35170 Revisiting the Free Scapula Flap for Reconstruction of Extensive Maxillary Defects

Monday, October 1, 2018: 8:30 AM
Stefanos Boukovalas, MD , Plastic Surgery, University of Texas Medical Branch, Galveston, TX
Patrick B. Garvey, MD, FACS , Department of Plastic Surgery, The University of Texas MD Anderson Cancer Center, Houston, TX
Rene D. Largo, MD , Plastic Surgery, The University of Texas MD Anderson Cancer Center, Houston,, TX

Introduction: Oncologic resections in the maxillary region often require advanced reconstruction of soft tissue and bone defects. The free fibula osteocutaneous flap remains the workhorse flap, however, in extensive defects, additional soft tissue flaps may be required, resulting in increased morbidity. We present the outcomes for maxillectomy patients reconstructed with a single, chimeric osteomyocutaneous free scapula flap, utilizing CAD/CAM technology.

Methods: Patients who underwent maxillary reconstruction with free scapula flap at MD Anderson Cancer Center from January to December 2017. Patient demographics, type and extend of defect, surgical technique, intraoperative and postoperative events were recorded. A new approach in the design of the free scapula flap is introduced, by adding chimeric elements based on the thoracodorsal artery, harvesting the osseous component off the angular artery and utilizing CAD/CAM technology.

Results: 5 patients were included. Average operative time was 663 minutes (range 321-1137) and average ischemia time 122 minutes (range 50-212).

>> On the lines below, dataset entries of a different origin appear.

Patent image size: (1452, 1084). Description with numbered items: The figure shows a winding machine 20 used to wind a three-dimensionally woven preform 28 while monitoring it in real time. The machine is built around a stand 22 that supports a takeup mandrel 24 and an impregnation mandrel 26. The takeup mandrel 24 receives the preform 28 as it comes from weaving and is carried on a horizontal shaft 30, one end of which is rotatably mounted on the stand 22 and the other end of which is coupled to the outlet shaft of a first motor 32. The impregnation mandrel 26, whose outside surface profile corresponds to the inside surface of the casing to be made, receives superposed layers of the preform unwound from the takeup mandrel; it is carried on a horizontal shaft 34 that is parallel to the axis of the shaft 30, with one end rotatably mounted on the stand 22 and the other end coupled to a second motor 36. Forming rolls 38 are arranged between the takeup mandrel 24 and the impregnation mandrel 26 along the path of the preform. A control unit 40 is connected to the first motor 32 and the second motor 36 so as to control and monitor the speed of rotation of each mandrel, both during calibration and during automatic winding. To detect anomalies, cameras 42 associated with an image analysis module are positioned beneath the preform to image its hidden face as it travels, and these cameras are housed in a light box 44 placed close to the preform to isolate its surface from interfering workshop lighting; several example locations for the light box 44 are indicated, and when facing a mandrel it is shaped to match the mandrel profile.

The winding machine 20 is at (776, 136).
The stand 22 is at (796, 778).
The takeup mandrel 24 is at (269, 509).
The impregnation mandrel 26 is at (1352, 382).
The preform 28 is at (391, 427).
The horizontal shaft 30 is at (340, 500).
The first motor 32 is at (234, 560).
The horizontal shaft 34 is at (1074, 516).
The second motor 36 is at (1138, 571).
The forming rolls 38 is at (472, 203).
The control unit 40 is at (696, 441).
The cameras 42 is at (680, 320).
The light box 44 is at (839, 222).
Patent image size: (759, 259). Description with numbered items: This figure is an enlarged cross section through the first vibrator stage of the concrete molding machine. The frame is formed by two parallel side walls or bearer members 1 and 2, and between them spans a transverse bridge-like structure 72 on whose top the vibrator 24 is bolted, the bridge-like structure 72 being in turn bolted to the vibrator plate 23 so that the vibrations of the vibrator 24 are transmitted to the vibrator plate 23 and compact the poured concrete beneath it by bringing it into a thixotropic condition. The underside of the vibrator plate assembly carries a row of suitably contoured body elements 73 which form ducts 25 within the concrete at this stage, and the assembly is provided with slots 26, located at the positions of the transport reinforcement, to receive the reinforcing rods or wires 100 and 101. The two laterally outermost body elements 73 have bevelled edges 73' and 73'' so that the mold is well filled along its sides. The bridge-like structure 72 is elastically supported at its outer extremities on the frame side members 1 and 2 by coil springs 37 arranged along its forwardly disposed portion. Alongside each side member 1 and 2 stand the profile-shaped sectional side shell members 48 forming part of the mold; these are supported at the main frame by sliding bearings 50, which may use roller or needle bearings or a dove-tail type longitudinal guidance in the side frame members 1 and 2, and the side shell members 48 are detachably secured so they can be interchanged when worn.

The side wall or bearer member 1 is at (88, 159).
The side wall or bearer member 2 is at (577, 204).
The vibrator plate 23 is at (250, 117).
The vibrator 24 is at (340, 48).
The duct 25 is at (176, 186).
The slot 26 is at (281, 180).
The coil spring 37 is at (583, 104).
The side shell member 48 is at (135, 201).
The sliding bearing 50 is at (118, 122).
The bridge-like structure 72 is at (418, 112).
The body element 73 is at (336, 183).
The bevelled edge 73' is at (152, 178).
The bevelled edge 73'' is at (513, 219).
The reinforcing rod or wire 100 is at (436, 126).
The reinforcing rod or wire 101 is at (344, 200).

The scapula flap was designed based off the subscapular (n=1), thoracodorsal (n=3) or circumflex scapular artery (CSA) (n=1). The dominant pedicle for the osseous component was the CSA (n=2) or angular artery (n=3). CAD/CAM utilization required no intraoperative adjustments or additional osteotomies. Long-term outcomes were assessed using DASH questionnaires and VAS scores.

Conclusion: We suggest considering reconstruction with single, chimeric osteomyocutaneous free scapula flap in patients with large maxillary defects involving the palate and/or the orbit, elderly patients requiring early postoperative mobilization or when other options are unavailable. CAD/CAM may decrease operating time, optimize preoperative planning and accuracy of reconstruction and improve patient outcomes.